Les démocrates et les républicains constitutionnels devraient se garder d’investir Garland de pouvoirs surhumains. Ils ont commis cette erreur avec Robert Mueller, l’avocat spécial dont le rapport accablant de 2019 sur la collusion de Trump avec la Russie – et l’obstruction des tentatives d’enquête – a été neutralisé par un opérateur plus cynique de Washington. Garland pourrait être l’héritier de Mueller. C’est un fonctionnaire qui suit les règles de l’art dans une Amérique qui a renoncé à la lecture. Les plus avisés de Washington parient toujours que Trump échappera aux poursuites.

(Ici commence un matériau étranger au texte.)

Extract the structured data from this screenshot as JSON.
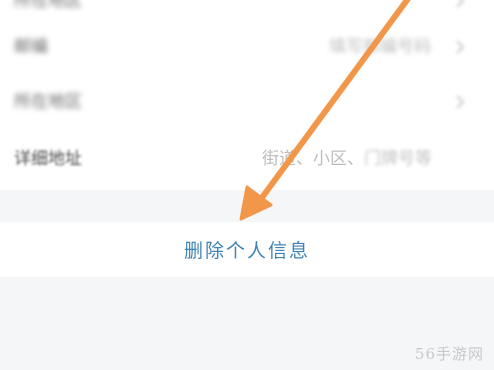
{
  "form": {
    "rows": [
      {
        "label": "所在地区",
        "value": ""
      },
      {
        "label": "邮编",
        "value": "填写邮编号码"
      },
      {
        "label": "所在地区",
        "value": ""
      },
      {
        "label": "详细地址",
        "value_prefix": "街道、小区、",
        "value_suffix": "门牌号等"
      }
    ]
  },
  "delete": {
    "label": "删除个人信息"
  },
  "annotation": {
    "arrow_color": "#f2974a"
  },
  "watermark": {
    "text": "56手游网"
  },
  "icons": {
    "row_chevron": "chevron-right-icon",
    "annotation_arrow": "arrow-pointer-icon"
  }
}
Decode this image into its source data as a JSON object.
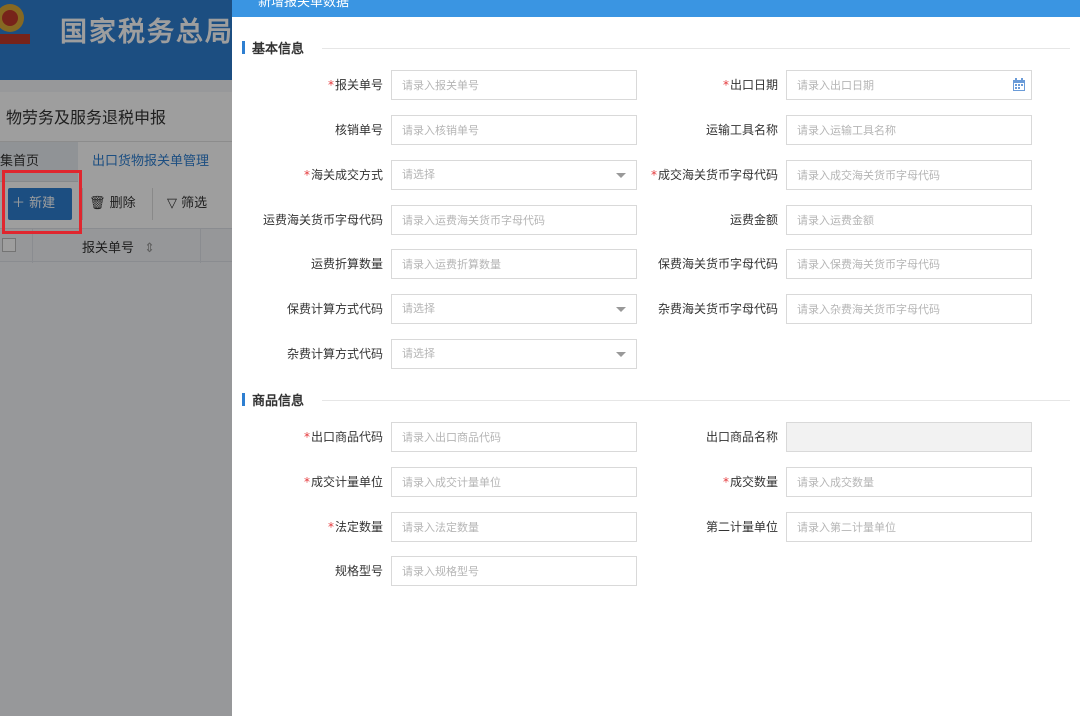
{
  "background": {
    "brand_title": "国家税务总局",
    "page_subtitle": "物劳务及服务退税申报",
    "tabs": {
      "home": "集首页",
      "active": "出口货物报关单管理"
    },
    "toolbar": {
      "new": "新建",
      "delete": "删除",
      "filter": "筛选"
    },
    "table_header": {
      "declaration_no": "报关单号"
    }
  },
  "modal": {
    "title": "新增报关单数据",
    "sections": {
      "basic": "基本信息",
      "goods": "商品信息"
    },
    "basic_fields": {
      "declaration_no": {
        "label": "报关单号",
        "placeholder": "请录入报关单号"
      },
      "export_date": {
        "label": "出口日期",
        "placeholder": "请录入出口日期"
      },
      "verification_no": {
        "label": "核销单号",
        "placeholder": "请录入核销单号"
      },
      "transport_name": {
        "label": "运输工具名称",
        "placeholder": "请录入运输工具名称"
      },
      "transaction_method": {
        "label": "海关成交方式",
        "placeholder": "请选择"
      },
      "transaction_currency": {
        "label": "成交海关货币字母代码",
        "placeholder": "请录入成交海关货币字母代码"
      },
      "freight_currency": {
        "label": "运费海关货币字母代码",
        "placeholder": "请录入运费海关货币字母代码"
      },
      "freight_amount": {
        "label": "运费金额",
        "placeholder": "请录入运费金额"
      },
      "freight_qty": {
        "label": "运费折算数量",
        "placeholder": "请录入运费折算数量"
      },
      "insurance_currency": {
        "label": "保费海关货币字母代码",
        "placeholder": "请录入保费海关货币字母代码"
      },
      "insurance_calc": {
        "label": "保费计算方式代码",
        "placeholder": "请选择"
      },
      "misc_currency": {
        "label": "杂费海关货币字母代码",
        "placeholder": "请录入杂费海关货币字母代码"
      },
      "misc_calc": {
        "label": "杂费计算方式代码",
        "placeholder": "请选择"
      }
    },
    "goods_fields": {
      "goods_code": {
        "label": "出口商品代码",
        "placeholder": "请录入出口商品代码"
      },
      "goods_name": {
        "label": "出口商品名称",
        "placeholder": ""
      },
      "trade_unit": {
        "label": "成交计量单位",
        "placeholder": "请录入成交计量单位"
      },
      "trade_qty": {
        "label": "成交数量",
        "placeholder": "请录入成交数量"
      },
      "legal_qty": {
        "label": "法定数量",
        "placeholder": "请录入法定数量"
      },
      "second_unit": {
        "label": "第二计量单位",
        "placeholder": "请录入第二计量单位"
      },
      "spec_model": {
        "label": "规格型号",
        "placeholder": "请录入规格型号"
      }
    },
    "required_mark": "*"
  },
  "colors": {
    "primary": "#2e7fd1",
    "required": "#e4393c",
    "highlight": "#e0262e"
  }
}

Pourtant, les avertis devraient également évaluer le coût de laisser Trump s’en tirer. Environ 40% des Américains pensent que les élections de 2020 ont été volées. Il n’y a qu’un pas entre rejeter des preuves concrètes et avaler des mythes encore plus sombres. Si autant d’Américains peuvent nier ce qui s’est passé il y a 18 mois, serait-il facile de les convaincre que l’esclavage, par exemple, était un mensonge ? Le risque de ne rien faire est grand. La loi ne peut être indifférente à l’impact de sa modération.

La sagesse conventionnelle était de juger les audiences du 6 janvier sur la question de savoir si elles influenceraient l’opinion publique. Mais il est de plus en plus clair que leur public principal est constitué par les procureurs américains. L’histoire attend avec impatience la décision de Garland.